Et puis rappelons que tout est question de quantité : plus on achète de volume, moins c’est cher. Nous n’en sommes qu’au début, donc nous limitons les risques en prenant des quantités modérées pour le moment. Pour certains produits, c’est aussi dans le temps que le prix se verra baisser : à la première commande on peut avoir une réduction de 25 %, puis ensuite une réduction plus importante. Tout cela dépend de la politique des distributeurs.
Mais ce sont des éléments qui ne peuvent que s’améliorer. Et plus nous aurons de coopérateurs, plus nous pourrons faire baisser les prix à terme, moyennant un arbitrage de remboursement de nos dettes, car le supermarché a été construit avec des emprunts bancaires sur sept ans. C’est donc un joyeux mélange entre les besoins de trésorerie, l’embauche, le remboursement des dettes, etc. Nous avons besoin d’un peu de temps pour comprendre et gérer la situation au mieux… Le taux de marge est ce qui permet d’ajuster en cas de difficulté.

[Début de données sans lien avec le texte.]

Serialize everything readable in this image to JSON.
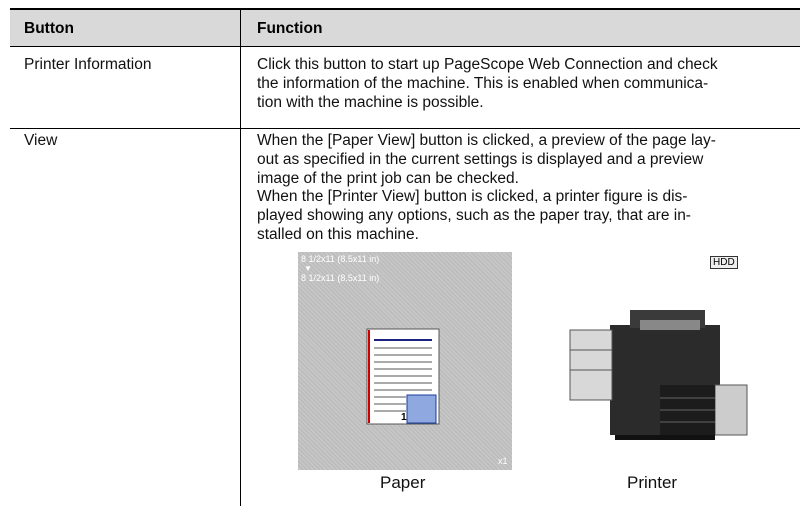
{
  "table": {
    "header": [
      "Button",
      "Function"
    ],
    "rows": [
      {
        "button": "Printer Information",
        "function": [
          "Click this button to start up PageScope Web Connection and check",
          "the information of the machine. This is enabled when communica-",
          "tion with the machine is possible."
        ]
      },
      {
        "button": "View",
        "function": [
          "When the [Paper View] button is clicked, a preview of the page lay-",
          "out as specified in the current settings is displayed and a preview",
          "image of the print job can be checked.",
          "When the [Printer View] button is clicked, a printer figure is dis-",
          "played showing any options, such as the paper tray, that are in-",
          "stalled on this machine."
        ]
      }
    ]
  },
  "figures": {
    "paper": {
      "labels": [
        "8 1/2x11 (8.5x11 in)",
        "▼",
        "8 1/2x11 (8.5x11 in)"
      ],
      "copies": "x1",
      "page": "1",
      "caption": "Paper"
    },
    "printer": {
      "hdd": "HDD",
      "caption": "Printer"
    }
  }
}
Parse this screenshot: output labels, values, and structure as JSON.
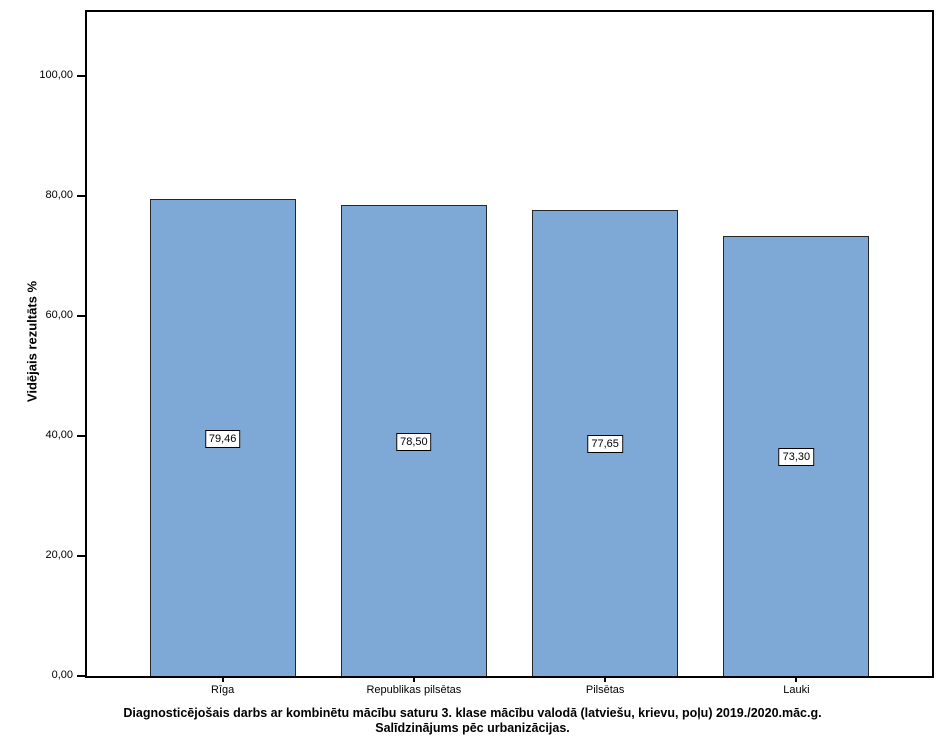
{
  "figure": {
    "title_line1": "Diagnosticējošais darbs ar kombinētu mācību saturu 3. klase mācību valodā (latviešu, krievu, poļu) 2019./2020.māc.g.",
    "title_line2": "Salīdzinājums pēc urbanizācijas."
  },
  "chart_data": {
    "type": "bar",
    "categories": [
      "Rīga",
      "Republikas pilsētas",
      "Pilsētas",
      "Lauki"
    ],
    "values": [
      79.46,
      78.5,
      77.65,
      73.3
    ],
    "value_labels": [
      "79,46",
      "78,50",
      "77,65",
      "73,30"
    ],
    "title": "Diagnosticējošais darbs ar kombinētu mācību saturu 3. klase mācību valodā (latviešu, krievu, poļu) 2019./2020.māc.g. Salīdzinājums pēc urbanizācijas.",
    "xlabel": "",
    "ylabel": "Vidējais rezultāts %",
    "ylim": [
      0,
      111.3
    ],
    "yticks": [
      {
        "value": 0,
        "label": "0,00"
      },
      {
        "value": 20,
        "label": "20,00"
      },
      {
        "value": 40,
        "label": "40,00"
      },
      {
        "value": 60,
        "label": "60,00"
      },
      {
        "value": 80,
        "label": "80,00"
      },
      {
        "value": 100,
        "label": "100,00"
      }
    ],
    "grid": false,
    "legend": null,
    "bar_color": "#7EA8D5",
    "bar_border_color": "#262626",
    "frame_color": "#000000"
  }
}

Quelles sont les conditions salariales des employés ?

Notre salaire a été établi à 1,5 SMIC par mois, c’est-à-dire 1664 € net, ce qui est très peu quand on vit à Paris, surtout pour les horaires que nous faisons… Nous allons adhérer à la FNCC (fédération nationale des coopératives de consommateurs), qui a sa propre convention collective et prévoit un treizième mois. Mais il faut être sûrs de pouvoir l’assumer à la fin de l’année ! L’évolution des salaires pourra être discutée en AG et en fonction de la bonne santé financière du supermarché, dans une limite extrêmement raisonnable cependant. Nous vivons ce métier un peu comme un sacerdoce !

Finalement, La Louve, c’est un peu un modèle de démocratie !

On peut dire cela, oui, à l’échelle de quelques milliers de personnes ! En effet, tous les membres ont une voix égale, les votes se font à la majorité absolue, toutes les demandes sont écoutées à condition qu’elles soient construites et réalisables. Les gens ont conscience de travailler au magasin pour la communauté, et nous leur devons une transparence totale sur le fonctionnement du supermarché. Il y a bien sûr une hiérarchie dans l’implication selon la vie des gens, mais tout le monde est invité à participer aux décisions prises en AG.
L’autre particularité que je tiens à souligner, c’est notre volonté de neutralité, de laisser le consommateur réellement libre de ses choix : vous ne trouverez pas de marketing à la Louve. Pas de têtes de gondole pour inciter à la consommation, orienter les habitudes d’achat et créer de nouveaux besoins… C’est aussi le refus de ce genre de pratique qui nous anime.